On 04/04/2011 12:12 PM, Somebody in the thread at some point said:
Hi -
Specifically: the bootloader prerequisites for accessing the DT data may entirely mandate private bootloader knowledge of ALL the information it would have required from DT. For example, bootloader must init SDRAM, knowing the size and start address and memory types, must init the storage device, must contain a stack for accessing data on the storage device to even get at the DT information stored in files on the storage device... what's actually left to do for the bootloader using the DT information? It could go straight to getting the kernel from the same storage and boot that with internal DT tables and leave the bootloader blissfully unaware of DT info at no cost in terms of increasing the hardcoded knowledge in the bootloader.
Bootloaders don't need use the DTs
Alright.
but they need to provide the DTs to OS.
It "can" provide a DT to the OS, it does not need to do it in the same sense that the bootloader truly needs to set up SDRAM to bring in Linux at all. You may chose to have it do it but that's slightly different.
Given the complexity and configurability of OMAP ROM, which has an MMC stack and FAT parser built-in, it's even within sight there will be NO bootloader, you just stick a header on your kernel image which is only data interpreted by the ROM that tells it how to set up SDRAM and so on, and tells it the length of the following kernel image to pull in. In this case, the kernel would take care of business itself.
This get implements in lots of different ways. In bootloaders
I worked on we wrote custom code in the bootloader to initialize everything. This code knew nothing of the DT. I wrote the DTs to match the specific hardware. They were compiled and merged into the bootloader binary. The bootloader didn't know how to read them, it just knew how to pass them onto the OS. But other bootloader implementations do this differently. Some of those implementations (open firmware) actually build the DTs on the fly. It's your choice on how the DT gets created.

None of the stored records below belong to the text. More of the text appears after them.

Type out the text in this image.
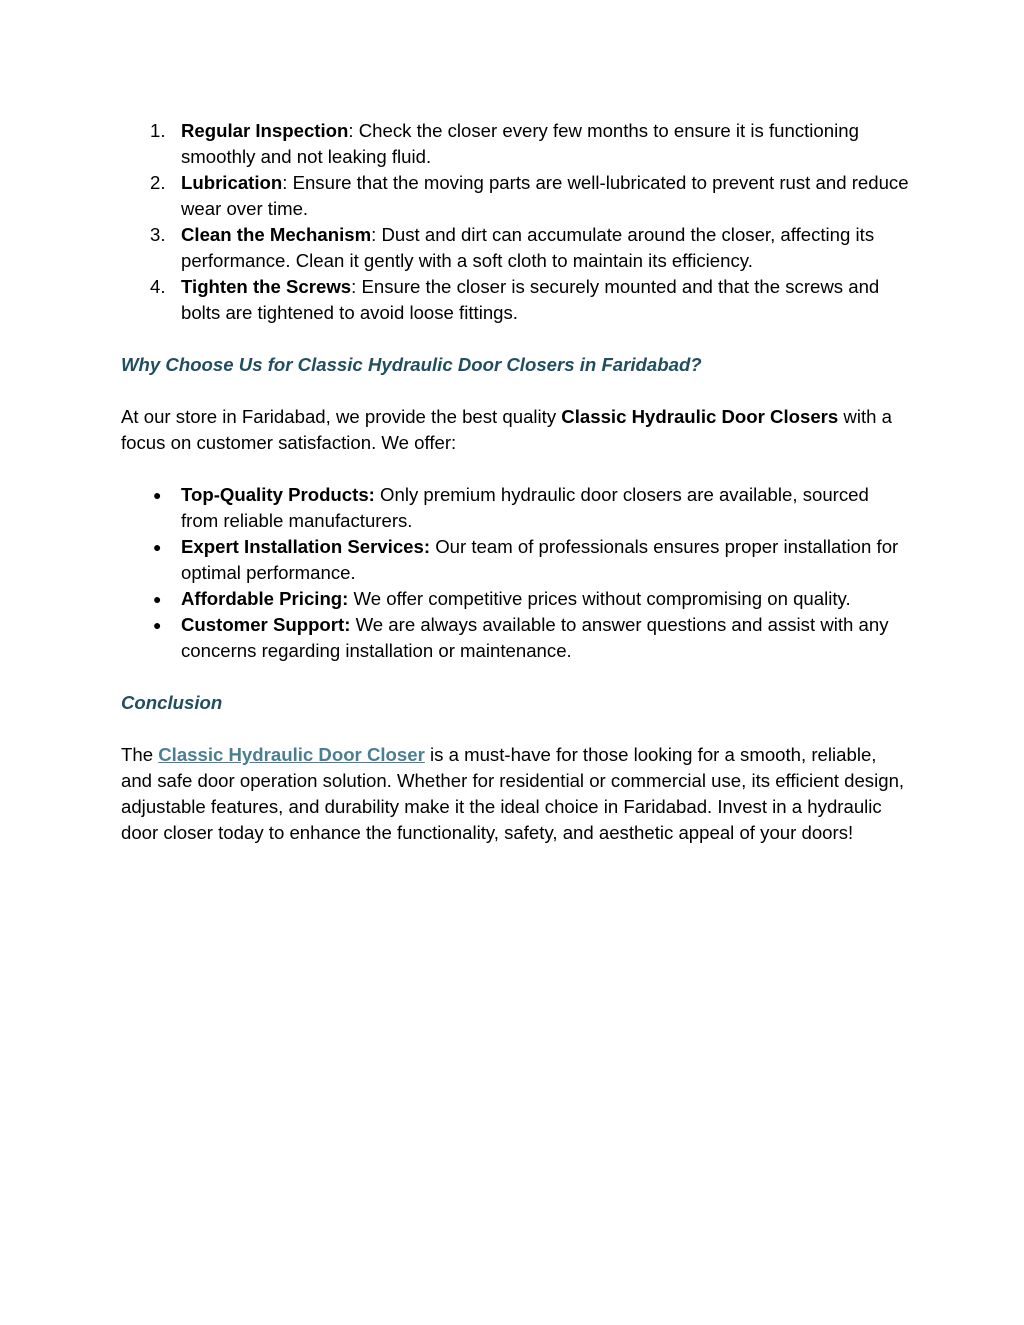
1. Regular Inspection: Check the closer every few months to ensure it is functioning smoothly and not leaking fluid.
2. Lubrication: Ensure that the moving parts are well-lubricated to prevent rust and reduce wear over time.
3. Clean the Mechanism: Dust and dirt can accumulate around the closer, affecting its performance. Clean it gently with a soft cloth to maintain its efficiency.
4. Tighten the Screws: Ensure the closer is securely mounted and that the screws and bolts are tightened to avoid loose fittings.
Why Choose Us for Classic Hydraulic Door Closers in Faridabad?

At our store in Faridabad, we provide the best quality Classic Hydraulic Door Closers with a focus on customer satisfaction. We offer:

● Top-Quality Products: Only premium hydraulic door closers are available, sourced from reliable manufacturers.
● Expert Installation Services: Our team of professionals ensures proper installation for optimal performance.
● Affordable Pricing: We offer competitive prices without compromising on quality.
● Customer Support: We are always available to answer questions and assist with any concerns regarding installation or maintenance.
Conclusion

The Classic Hydraulic Door Closer is a must-have for those looking for a smooth, reliable, and safe door operation solution. Whether for residential or commercial use, its efficient design, adjustable features, and durability make it the ideal choice in Faridabad. Invest in a hydraulic door closer today to enhance the functionality, safety, and aesthetic appeal of your doors!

The DT is just supposed to be a generic description of the hardware that is provided to the OS so that the OS will know what hardware is there when that hardware can't be probed.
So in this MX31 case did your 2K of code directly boot the kernel or was it a two stage boot process? If it is two stage the second stage should load the DT and pass it to the kernel. If it is booting direct to the kernel then the kernel will need the DT image built into it.
It was two-stage but in one binary; the first 2K of the bootloader had these critical bits placed there by linker script. It sets up SDRAM and pulls the whole of the same bootloader image into SDRAM and runs that. The post-2K part has useful things like VFAT and ext2+ parsers that enable getting ahold of the kernel image in a reasonable way via filesystem.
The point about it was to establish the understanding that we cannot eliminate the considerable amount of required hardcoded magic from the bootloader by usage of DT, and it follows there is no requirement for DT parser in a minimal bootloader, it seems we reached agreement about that.
The two stage boot process is the more general solution. What happens when we get 6,000 variants of hardware like we have we PCs? It is unreasonable for the kernel to load 6,000 different device trees and select one. Instead you want the bootloader to provide the DT and then the kernel just interprets it. If you don't do this then something like Ubuntu can't ship generic kernels. What if Ubuntu has shipped their kernel before your hardware is released? It can't possibly have the DT for your hardware built into it.
Well, I see 134 defconfigs in arch/arm/configs, but it's reasonable to take it to an extreme to see if it scales.
You are right as it stands bloating the kernel with 6K discrete DTBs with nothing in common won't fly. However if you look at arch/arm there is a great deal of platform-level commonality to be found there. At least, no less commonality and presumably much more should be possible between the device trees, eg, the overo / beagle case should be sharing 90%+ of their tree one way or another, same with panda / sdp4430 and so on. Eg, for identical boards adding another should boil down to pointing to the already-introduced parent and just setting a new name field.
I don't know much about DT but I assume that reflects the source of it that you basically do like #include "omap4430.devtree" and meddle with adding the unique bits of your board, and it's not the case there is a massive panda.devtree or whatever that has all omap4430 asset details copied in there for every board.